Alberto Escobar

Ilusión

 

 

 

 

 

 

 

 

 

Vi en su ternura durmiente un atardecer de verano
sobre la marisma.

Se cumplía en ese instante un siglo desde que el
hechizo de una malvada reina se hiciera cuento,
aguja, sangre y rueca.

Abrió los ojos lentos de misterio, cien años no
son dos tardes.

Fue verme de sueño, fue verla alzar sus pestañas
puente levadizo sobre el foso ardiente.
La primavera brotó temprana de sus pupilas,
las nieves escribían la crónica ventanales afuera.

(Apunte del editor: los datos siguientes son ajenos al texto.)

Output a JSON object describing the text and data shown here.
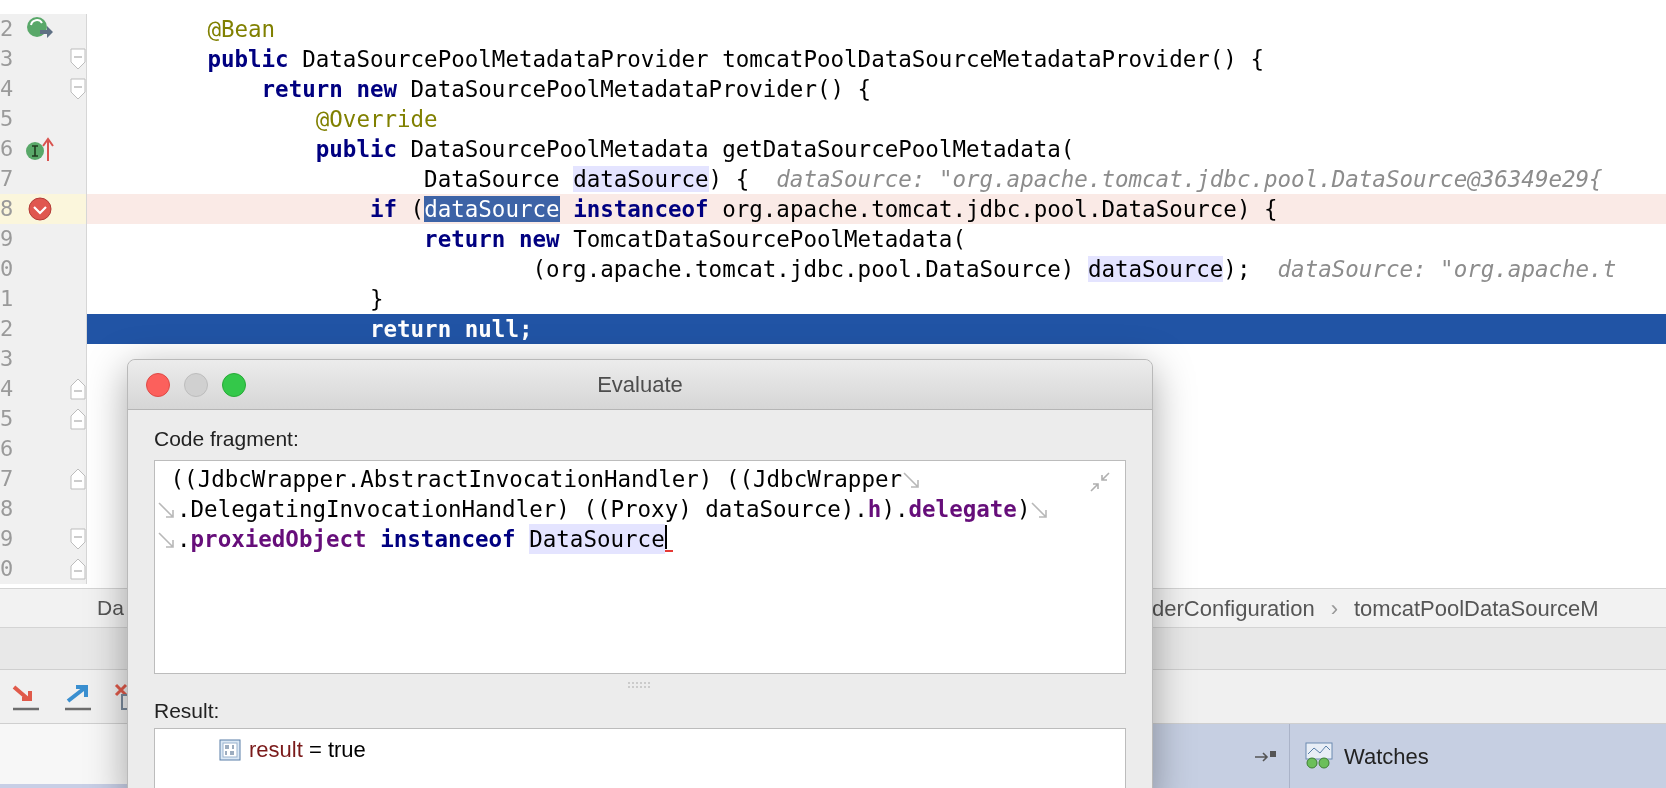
{
  "editor": {
    "lines": [
      {
        "number": "2",
        "kind": "normal",
        "marker": {
          "kind": "bean"
        },
        "segments": [
          {
            "text": "        @Bean",
            "kind": "annotation"
          }
        ]
      },
      {
        "number": "3",
        "kind": "normal",
        "fold": {
          "kind": "start"
        },
        "segments": [
          {
            "text": "        public",
            "kind": "keyword"
          },
          {
            "text": " DataSourcePoolMetadataProvider tomcatPoolDataSourceMetadataProvider() {",
            "kind": "plain"
          }
        ]
      },
      {
        "number": "4",
        "kind": "normal",
        "fold": {
          "kind": "start"
        },
        "segments": [
          {
            "text": "            return",
            "kind": "keyword"
          },
          {
            "text": " new",
            "kind": "keyword"
          },
          {
            "text": " DataSourcePoolMetadataProvider() {",
            "kind": "plain"
          }
        ]
      },
      {
        "number": "5",
        "kind": "normal",
        "segments": [
          {
            "text": "                @Override",
            "kind": "annotation"
          }
        ]
      },
      {
        "number": "6",
        "kind": "normal",
        "marker": {
          "kind": "implements"
        },
        "segments": [
          {
            "text": "                public",
            "kind": "keyword"
          },
          {
            "text": " DataSourcePoolMetadata getDataSourcePoolMetadata(",
            "kind": "plain"
          }
        ]
      },
      {
        "number": "7",
        "kind": "normal",
        "segments": [
          {
            "text": "                        DataSource",
            "kind": "plain"
          },
          {
            "text": " dataSource",
            "kind": "usage"
          },
          {
            "text": ") {",
            "kind": "plain"
          },
          {
            "text": "  dataSource: \"org.apache.tomcat.jdbc.pool.DataSource@36349e29{",
            "kind": "hint"
          }
        ]
      },
      {
        "number": "8",
        "kind": "breakpoint",
        "marker": {
          "kind": "breakpoint"
        },
        "segments": [
          {
            "text": "                    if",
            "kind": "keyword"
          },
          {
            "text": " (",
            "kind": "plain"
          },
          {
            "text": "dataSource",
            "kind": "selected"
          },
          {
            "text": " instanceof",
            "kind": "keyword"
          },
          {
            "text": " org.apache.tomcat.jdbc.pool.DataSource) {",
            "kind": "plain"
          }
        ]
      },
      {
        "number": "9",
        "kind": "normal",
        "segments": [
          {
            "text": "                        return",
            "kind": "keyword"
          },
          {
            "text": " new",
            "kind": "keyword"
          },
          {
            "text": " TomcatDataSourcePoolMetadata(",
            "kind": "plain"
          }
        ]
      },
      {
        "number": "0",
        "kind": "normal",
        "segments": [
          {
            "text": "                                (org.apache.tomcat.jdbc.pool.DataSource)",
            "kind": "plain"
          },
          {
            "text": " dataSource",
            "kind": "usage"
          },
          {
            "text": ");",
            "kind": "plain"
          },
          {
            "text": "  dataSource: \"org.apache.t",
            "kind": "hint"
          }
        ]
      },
      {
        "number": "1",
        "kind": "normal",
        "segments": [
          {
            "text": "                    }",
            "kind": "plain"
          }
        ]
      },
      {
        "number": "2",
        "kind": "execution",
        "segments": [
          {
            "text": "                    return",
            "kind": "keyword"
          },
          {
            "text": " null",
            "kind": "keyword"
          },
          {
            "text": ";",
            "kind": "plain"
          }
        ]
      },
      {
        "number": "3",
        "kind": "normal"
      },
      {
        "number": "4",
        "kind": "normal",
        "fold": {
          "kind": "end"
        }
      },
      {
        "number": "5",
        "kind": "normal",
        "fold": {
          "kind": "end"
        }
      },
      {
        "number": "6",
        "kind": "normal"
      },
      {
        "number": "7",
        "kind": "normal",
        "fold": {
          "kind": "end"
        }
      },
      {
        "number": "8",
        "kind": "normal"
      },
      {
        "number": "9",
        "kind": "normal",
        "fold": {
          "kind": "start"
        }
      },
      {
        "number": "0",
        "kind": "normal",
        "fold": {
          "kind": "end"
        }
      }
    ]
  },
  "breadcrumbs": {
    "separator": "›",
    "items": [
      {
        "label": "Da"
      },
      {
        "label": "derConfiguration"
      },
      {
        "label": "tomcatPoolDataSourceM"
      }
    ]
  },
  "dialog": {
    "title": "Evaluate",
    "code_label": "Code fragment:",
    "code_lines": [
      {
        "wrapped_start": false,
        "wrapped_end": true,
        "caret": false,
        "segments": [
          {
            "text": " ((JdbcWrapper.AbstractInvocationHandler) ((JdbcWrapper",
            "kind": "plain"
          }
        ]
      },
      {
        "wrapped_start": true,
        "wrapped_end": true,
        "caret": false,
        "segments": [
          {
            "text": ".DelegatingInvocationHandler) ((Proxy) dataSource).",
            "kind": "plain"
          },
          {
            "text": "h",
            "kind": "field"
          },
          {
            "text": ").",
            "kind": "plain"
          },
          {
            "text": "delegate",
            "kind": "field"
          },
          {
            "text": ")",
            "kind": "plain"
          }
        ]
      },
      {
        "wrapped_start": true,
        "wrapped_end": false,
        "caret": true,
        "segments": [
          {
            "text": ".",
            "kind": "plain"
          },
          {
            "text": "proxiedObject",
            "kind": "field"
          },
          {
            "text": " instanceof",
            "kind": "keyword"
          },
          {
            "text": " DataSource",
            "kind": "usage"
          }
        ]
      }
    ],
    "result_label": "Result:",
    "result": {
      "name": "result",
      "operator": "=",
      "value": "true"
    }
  },
  "watches_tab": {
    "label": "Watches"
  }
}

Se levantó hacia mí según un guión cuya tinta
se pergeñase en la noche de los tiempos
Me la llevé en volandas a mi hacienda,
tal fuera lacerante hurto.
La dicha se hacía carne abrasada por un fuego
que pareciera, por inextinguible, el que preside 
un pebetero olímpico.

Tuvimos dos churumbeles radiantes como la
Aurora que anuncia el Día.

Aparte la voracidad de mi amada madre, que 
pagaría con su vida, todo transcurría como  
reguerillo que baja rumoroso del arroyo.

Hoy, mientras fluye esta viruta literaria, canto
a la blanca luna en compañía de Esperanza.
La conocí no a muchas fechas de esta melaza.

La hallé despierta, marcando bella distancia.
El palacio, herencia paterna, fue vendido al poco
para repartir la moneda obtenida.
Volvió a su castillo, con Aurora y Día. El juez de
paz no se avino con la custodia compartida.

 

Nos casamos en gananciales. ¡Tonto de mí!